The Model 12 was set up for bird shooting. It was a fine trap-gun, because with the long full-choke barrel I could take my time shooting Clay Pigeons and pick up the last bird of a double ... often a triple ... when it was no more than 4' off the ground. Back in the '60's I was pretty smug about keeping up with my father's Beretta over/under with modified/IC choke on the trap range. If my fathere was still alive today, he would be chuckling about my new-found modesty. In fact, I can't help but think that he's looking down on me and smirking about my humiliation when the parameters of shotgun shooting have changed so dramatically .... although the word "parameters" would never have occured to him.
What he would have said was: "Kicked your butt, did it? 'Bout time, Boy!"
Yeah, it kicked my butt and it was all my fault.
I wasn't PREPARED for this kind of stuff, darn it!
The thing is, the pump on the 590 is lighter than I was accustomed to (years back, when I used shotguns much more frequently than I have recently) with a much heavier forward slide grip.
With the massive Birds-eye Maple forward slide grip, it was enough just to overcome inertia and get it moving. By the time it got to the end of its travel, it just naturally always locked into battery.
With the much lighter material, you have to muscle the pump to get it to reliably lock into battery, and I haven't got into the habit of SLAMMING the pump forward.
As a consequece, I 'very often' don't have a round completely chambered when I pull the trigger.
And it shows.
The Hobo Brasser was very patient about filming me as I took on a six-plate rack, and I have to say that the first run through worked perfectly. I hit every plate just right, and my trigger speed increased from the first plate to the last.
Unfortunately, there was a 'wardrobe malfunction' with the camera so I don't have a video of a good, clean run.
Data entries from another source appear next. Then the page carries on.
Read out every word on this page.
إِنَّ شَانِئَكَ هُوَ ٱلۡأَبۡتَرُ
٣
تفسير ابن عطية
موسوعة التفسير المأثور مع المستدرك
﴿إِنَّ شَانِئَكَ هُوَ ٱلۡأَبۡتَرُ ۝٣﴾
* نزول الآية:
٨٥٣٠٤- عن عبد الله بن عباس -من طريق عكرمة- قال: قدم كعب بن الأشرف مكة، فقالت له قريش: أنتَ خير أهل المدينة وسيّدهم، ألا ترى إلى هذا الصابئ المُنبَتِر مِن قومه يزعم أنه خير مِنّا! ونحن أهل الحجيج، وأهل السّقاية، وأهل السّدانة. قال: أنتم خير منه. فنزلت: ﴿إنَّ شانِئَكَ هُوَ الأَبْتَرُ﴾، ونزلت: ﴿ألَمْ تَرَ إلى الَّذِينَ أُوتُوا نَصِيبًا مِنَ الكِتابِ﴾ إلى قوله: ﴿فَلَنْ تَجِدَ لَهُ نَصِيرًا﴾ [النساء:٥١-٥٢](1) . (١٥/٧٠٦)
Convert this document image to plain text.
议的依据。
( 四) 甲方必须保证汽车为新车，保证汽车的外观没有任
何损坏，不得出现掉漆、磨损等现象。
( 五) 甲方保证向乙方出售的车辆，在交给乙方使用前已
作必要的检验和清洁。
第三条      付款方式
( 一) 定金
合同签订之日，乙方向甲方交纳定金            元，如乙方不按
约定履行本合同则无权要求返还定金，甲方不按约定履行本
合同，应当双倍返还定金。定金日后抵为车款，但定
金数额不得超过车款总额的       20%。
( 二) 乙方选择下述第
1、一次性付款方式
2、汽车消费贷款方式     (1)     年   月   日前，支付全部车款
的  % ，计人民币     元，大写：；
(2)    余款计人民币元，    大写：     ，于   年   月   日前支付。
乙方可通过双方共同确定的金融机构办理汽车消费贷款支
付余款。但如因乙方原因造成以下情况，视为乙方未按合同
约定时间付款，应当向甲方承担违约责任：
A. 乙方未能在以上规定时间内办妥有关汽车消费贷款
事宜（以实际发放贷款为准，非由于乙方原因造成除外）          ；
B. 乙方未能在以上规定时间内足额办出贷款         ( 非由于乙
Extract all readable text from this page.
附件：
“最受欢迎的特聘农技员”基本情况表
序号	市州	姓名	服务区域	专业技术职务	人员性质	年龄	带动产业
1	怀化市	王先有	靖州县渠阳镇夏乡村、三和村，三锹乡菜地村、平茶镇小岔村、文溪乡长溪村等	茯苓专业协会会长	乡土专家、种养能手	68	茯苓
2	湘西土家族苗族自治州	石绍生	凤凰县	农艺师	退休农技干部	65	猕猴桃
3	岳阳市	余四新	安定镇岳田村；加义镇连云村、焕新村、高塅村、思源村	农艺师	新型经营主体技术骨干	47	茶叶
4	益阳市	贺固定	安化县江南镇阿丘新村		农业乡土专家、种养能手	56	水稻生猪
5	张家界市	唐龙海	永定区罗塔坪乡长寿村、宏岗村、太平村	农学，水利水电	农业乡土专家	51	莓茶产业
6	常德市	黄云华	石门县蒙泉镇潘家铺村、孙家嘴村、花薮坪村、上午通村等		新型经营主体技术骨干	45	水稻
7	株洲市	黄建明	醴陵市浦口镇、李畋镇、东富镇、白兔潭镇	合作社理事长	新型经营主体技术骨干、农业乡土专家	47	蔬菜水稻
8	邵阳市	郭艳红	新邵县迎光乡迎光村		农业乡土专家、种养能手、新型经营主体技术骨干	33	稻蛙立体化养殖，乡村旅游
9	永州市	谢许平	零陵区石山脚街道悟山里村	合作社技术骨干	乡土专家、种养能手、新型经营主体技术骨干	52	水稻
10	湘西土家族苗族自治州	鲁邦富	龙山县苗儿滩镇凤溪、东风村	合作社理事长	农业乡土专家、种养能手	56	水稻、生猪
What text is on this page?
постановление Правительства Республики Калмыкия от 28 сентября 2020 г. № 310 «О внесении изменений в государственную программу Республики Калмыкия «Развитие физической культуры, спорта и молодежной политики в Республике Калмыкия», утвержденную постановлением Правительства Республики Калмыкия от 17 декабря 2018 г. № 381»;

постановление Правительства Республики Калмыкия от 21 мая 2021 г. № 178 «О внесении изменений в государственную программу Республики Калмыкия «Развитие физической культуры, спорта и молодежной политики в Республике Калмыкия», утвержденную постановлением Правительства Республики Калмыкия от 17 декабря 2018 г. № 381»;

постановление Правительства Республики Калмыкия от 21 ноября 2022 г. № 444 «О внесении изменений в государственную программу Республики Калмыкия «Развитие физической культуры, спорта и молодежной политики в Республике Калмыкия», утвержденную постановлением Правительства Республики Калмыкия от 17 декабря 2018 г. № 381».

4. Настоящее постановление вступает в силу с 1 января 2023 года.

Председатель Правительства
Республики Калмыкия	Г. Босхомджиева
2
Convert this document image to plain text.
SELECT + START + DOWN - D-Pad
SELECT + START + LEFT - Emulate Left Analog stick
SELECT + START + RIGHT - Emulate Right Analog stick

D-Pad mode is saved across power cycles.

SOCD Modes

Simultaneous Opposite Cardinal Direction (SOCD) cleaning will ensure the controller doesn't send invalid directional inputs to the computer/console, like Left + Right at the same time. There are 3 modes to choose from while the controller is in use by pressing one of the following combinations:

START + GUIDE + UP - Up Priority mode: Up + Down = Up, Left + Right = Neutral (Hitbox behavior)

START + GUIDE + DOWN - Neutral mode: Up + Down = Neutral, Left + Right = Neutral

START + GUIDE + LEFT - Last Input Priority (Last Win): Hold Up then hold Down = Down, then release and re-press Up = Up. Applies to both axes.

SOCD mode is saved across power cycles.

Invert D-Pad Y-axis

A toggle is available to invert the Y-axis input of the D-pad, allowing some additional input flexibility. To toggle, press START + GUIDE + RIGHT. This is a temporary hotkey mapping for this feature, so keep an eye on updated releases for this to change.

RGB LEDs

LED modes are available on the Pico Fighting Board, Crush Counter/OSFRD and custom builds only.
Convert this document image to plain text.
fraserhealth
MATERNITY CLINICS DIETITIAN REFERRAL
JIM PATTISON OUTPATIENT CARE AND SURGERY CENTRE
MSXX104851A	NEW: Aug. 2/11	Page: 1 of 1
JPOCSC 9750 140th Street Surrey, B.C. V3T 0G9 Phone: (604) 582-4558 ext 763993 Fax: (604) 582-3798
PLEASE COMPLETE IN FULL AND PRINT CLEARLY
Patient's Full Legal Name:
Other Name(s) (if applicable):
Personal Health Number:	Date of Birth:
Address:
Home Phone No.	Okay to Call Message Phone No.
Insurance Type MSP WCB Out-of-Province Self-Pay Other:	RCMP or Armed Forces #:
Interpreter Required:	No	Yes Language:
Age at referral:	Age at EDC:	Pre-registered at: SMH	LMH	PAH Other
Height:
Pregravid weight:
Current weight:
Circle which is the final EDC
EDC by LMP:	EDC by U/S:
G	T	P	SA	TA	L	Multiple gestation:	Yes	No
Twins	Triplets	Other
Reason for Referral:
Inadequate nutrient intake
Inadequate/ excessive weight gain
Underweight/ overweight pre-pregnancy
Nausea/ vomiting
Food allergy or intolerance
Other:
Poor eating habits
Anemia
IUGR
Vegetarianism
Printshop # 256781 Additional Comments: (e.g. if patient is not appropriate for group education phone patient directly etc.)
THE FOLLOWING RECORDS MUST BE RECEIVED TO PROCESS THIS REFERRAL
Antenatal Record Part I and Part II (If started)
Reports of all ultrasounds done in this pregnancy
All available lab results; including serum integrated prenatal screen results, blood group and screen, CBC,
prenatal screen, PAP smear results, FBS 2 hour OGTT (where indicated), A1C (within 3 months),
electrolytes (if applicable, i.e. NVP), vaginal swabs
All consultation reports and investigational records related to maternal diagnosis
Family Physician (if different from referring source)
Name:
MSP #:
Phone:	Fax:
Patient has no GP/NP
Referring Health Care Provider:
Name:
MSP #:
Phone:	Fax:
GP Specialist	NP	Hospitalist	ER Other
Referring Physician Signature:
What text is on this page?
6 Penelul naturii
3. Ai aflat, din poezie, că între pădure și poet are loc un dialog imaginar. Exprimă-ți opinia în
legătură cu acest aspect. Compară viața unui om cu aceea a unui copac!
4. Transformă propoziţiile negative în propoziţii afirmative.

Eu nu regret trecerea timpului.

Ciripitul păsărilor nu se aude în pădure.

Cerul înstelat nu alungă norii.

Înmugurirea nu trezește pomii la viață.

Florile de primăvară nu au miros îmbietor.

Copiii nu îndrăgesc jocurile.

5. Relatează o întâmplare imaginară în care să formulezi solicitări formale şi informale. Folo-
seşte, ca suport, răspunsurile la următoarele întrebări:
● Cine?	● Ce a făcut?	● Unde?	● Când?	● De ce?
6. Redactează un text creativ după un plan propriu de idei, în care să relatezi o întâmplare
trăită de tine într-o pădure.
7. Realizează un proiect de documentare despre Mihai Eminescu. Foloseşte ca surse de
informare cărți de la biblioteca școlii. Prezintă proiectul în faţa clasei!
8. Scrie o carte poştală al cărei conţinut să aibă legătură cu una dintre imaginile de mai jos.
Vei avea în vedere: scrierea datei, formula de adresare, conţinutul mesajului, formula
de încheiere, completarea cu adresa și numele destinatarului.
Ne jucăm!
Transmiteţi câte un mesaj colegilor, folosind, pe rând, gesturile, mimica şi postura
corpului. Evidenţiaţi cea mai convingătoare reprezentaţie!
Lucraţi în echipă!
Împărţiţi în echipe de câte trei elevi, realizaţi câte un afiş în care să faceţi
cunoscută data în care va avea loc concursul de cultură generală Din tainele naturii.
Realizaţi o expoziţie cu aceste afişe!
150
What I DO have is a whole series of videos where I either missed a plate, or (more frequently) I short-stroked the slide and while I was ready to shoot, the shotgun was not.
No, it's not the fault of the gun. It's just something that I don't consistently do right. Someday I'll get it right, every time. But today, it's just an exhibition of what NOT to do with your Practical Shotgun.
Ultimately, the 'last thing' I learned (but really the 'thing' I should have already realized) is that I need to find a spot on my loading bench where I can install my antiquated Lyman Versa-Mec Progressive Shotshell Reloader.
Lucy, you gotta lot of 'splaining to do.